Something lovely happened yesterday morning – the watcher laughed at the ego. It’s a bit of an ontological leap and there was a lot of giggling involved. (I think ontological changes could always be accompanied by laughter – that would be okay in my book.) At any rate, it is an that experience I’ve heard mentioned by Eckhart Tolle, but haven’t quite managed to have for myself – until yesterday morning.
The watcher laughed at the ego.
Let me explain. Who is the watcher? I am. Consider, in Christian terms, that the watcher is the immortal soul that dwells within this mortal coil complete with said coil’s cells, chemicals, thoughts and emotions. So the watcher isn’t the cells, chemicals, thoughts nor emotions – the watcher is perhaps integrated, but not the same substance. And yet (for arguments sake) the watcher, the immortal soul, is the seat of consciousness and self-consciousness.
Okay. So then, the watcher doesn’t think – the mortal coil does. And isn’t that an odd thing to consider – because at least in English we use the word ‘think’ far more often than its traditional definition requires… don’t you think? :) In a colloquial sense, ‘thinking’ covers contemplating, meditating, actual thought processes, believing, taking time out, creating distance, observing uncertainty, disclaiming an observation from needing to be true… and that’s just what I can come up with off the top of my head. So back to the point – the watcher doesn’t think. But the watcher is not just the seat of consciousness and self-consciousness, but also wisdom and connection with God. The watcher experiences. The watcher understands. The watcher is an intelligence that is bigger than simply thought.

Now, the average person can’t actually stop thinking on demand. I’ll grant you that the average person also doesn’t realize that they’re shooting the rapids of their thoughts all the time, a rushing river of thought and it’s so normal to them that it’s like asking a fish if it likes water. “What’s water?” the fish asks, having never experienced anything else. But it only takes five minutes of instruction on meditation for the average person to say their own version of the following: “Holy Macaroni! I can’t stop thinking! It’s just one thought after another and I can’t seem to stop! Is there something wrong with me?” Either that, or five minutes into it they’ve fallen asleep – their body recognizing the signal of ‘slow down’ as the only downtime they likely get: slumber.

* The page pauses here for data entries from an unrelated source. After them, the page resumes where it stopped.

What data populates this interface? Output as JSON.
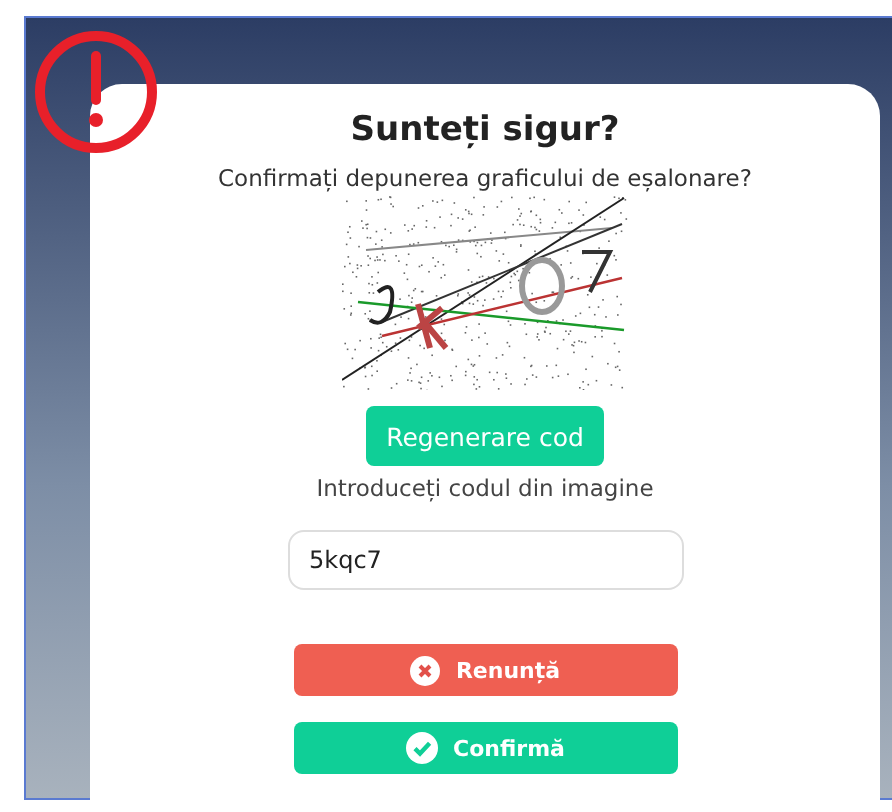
{
  "dialog": {
    "title": "Sunteți sigur?",
    "message": "Confirmați depunerea graficului de eșalonare?",
    "regenerate_button": "Regenerare cod",
    "code_label": "Introduceți codul din imagine",
    "code_value": "5kqc7",
    "buttons": [
      {
        "kind": "cancel",
        "label": "Renunță"
      },
      {
        "kind": "confirm",
        "label": "Confirmă"
      }
    ]
  }
}
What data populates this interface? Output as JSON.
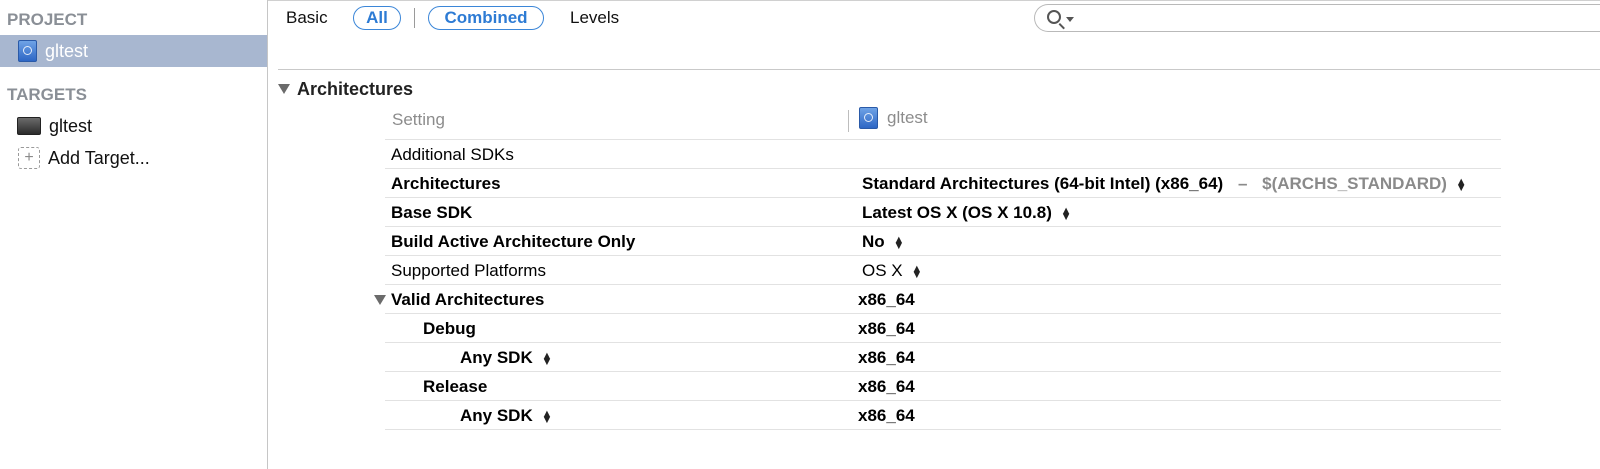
{
  "sidebar": {
    "project_header": "PROJECT",
    "project_item": "gltest",
    "targets_header": "TARGETS",
    "target_item": "gltest",
    "add_target": "Add Target..."
  },
  "filters": {
    "basic": "Basic",
    "all": "All",
    "combined": "Combined",
    "levels": "Levels",
    "selected": [
      "All",
      "Combined"
    ]
  },
  "search": {
    "value": "",
    "placeholder": ""
  },
  "group": {
    "title": "Architectures"
  },
  "table": {
    "col_setting": "Setting",
    "col_target": "gltest",
    "rows": {
      "additional_sdks": {
        "name": "Additional SDKs",
        "value": ""
      },
      "architectures": {
        "name": "Architectures",
        "value": "Standard Architectures (64-bit Intel) (x86_64)",
        "separator": "–",
        "macro": "$(ARCHS_STANDARD)"
      },
      "base_sdk": {
        "name": "Base SDK",
        "value": "Latest OS X (OS X 10.8)"
      },
      "build_active_arch": {
        "name": "Build Active Architecture Only",
        "value": "No"
      },
      "supported_platforms": {
        "name": "Supported Platforms",
        "value": "OS X"
      },
      "valid_architectures": {
        "name": "Valid Architectures",
        "value": "x86_64"
      },
      "debug": {
        "name": "Debug",
        "value": "x86_64"
      },
      "debug_any_sdk": {
        "name": "Any SDK",
        "value": "x86_64"
      },
      "release": {
        "name": "Release",
        "value": "x86_64"
      },
      "release_any_sdk": {
        "name": "Any SDK",
        "value": "x86_64"
      }
    }
  },
  "colors": {
    "selection": "#a8b7d0",
    "accent": "#2d7bd4",
    "section_header": "#8a8f96"
  }
}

Having said that, the average person can also learn how to meditate, which is another way of saying, ‘learn how to control thought, rather than having thought control you’. It takes about three minutes to learn the basics, depending on how fast one reads, or your instructor speaks, and after meditating for a cumulative 50 hours or so, anyone can be well on their way. It’s one of those things where mastery comes over the course of a lifetime and that even though you’re sitting there doing nothing, you’re changing your entire life.
Why is that? Why does sitting for twenty minutes every day doing nothing and thinking nothing change your entire life? I mean, people work hard at jobs they don’t like, and maybe more than one in order to ‘change their lives’, or maybe more particularly, change the circumstances of their lives, their life situation. What does does twenty minutes of nothing have on doing so much something?
To answer that, let’s discuss the ego. Putting aside previous definitions of ego, let’s go with something more in the line of Eckhart Tolle’s definition: the ego is the illusory sense of identity that human beings adopt right out of the cradle. That is, when we identify with anything other than our immortal soul – and boy howdy can we do that in spades – we’ve expanded our egos. And you know, the ego craves fulfillment that it will never have because it already is an illusion. The endless cycle of craving and ultimate dissatisfaction… that’s ego. And the power and flexibility of our minds and thoughts in the service of the ego? Tolle calls it madness, and I completely agree.
But the mind doesn’t need to be in the service of the ego – it can be in the service of the watcher, that which we truly are, our essence, the deep wisdom that is one with God. And for that to happen… we get to decide when to think and when to turn our brain off. And when we meditate, we practice that in small doses.
And this changes everything. It is the difference between operating on a daily basis out of a place of profound and divine wisdom rather than out of a place of madness. This is the place where the miraculous occurs.
At one point in his books, Tolle points out that it’s okay to not take ourselves so very seriously. And when we have a little space, and realize what’s going on, we can laugh at the inner antics of the ego, as one might good-naturedly laugh a beloved child who is being petulant. And when we can do that, we will have experienced the difference from the intelligence that is laughing and the ego that is being petulant
And yesterday, I laughed at my ego. Actually, I giggled. It was being a silly-head, after all.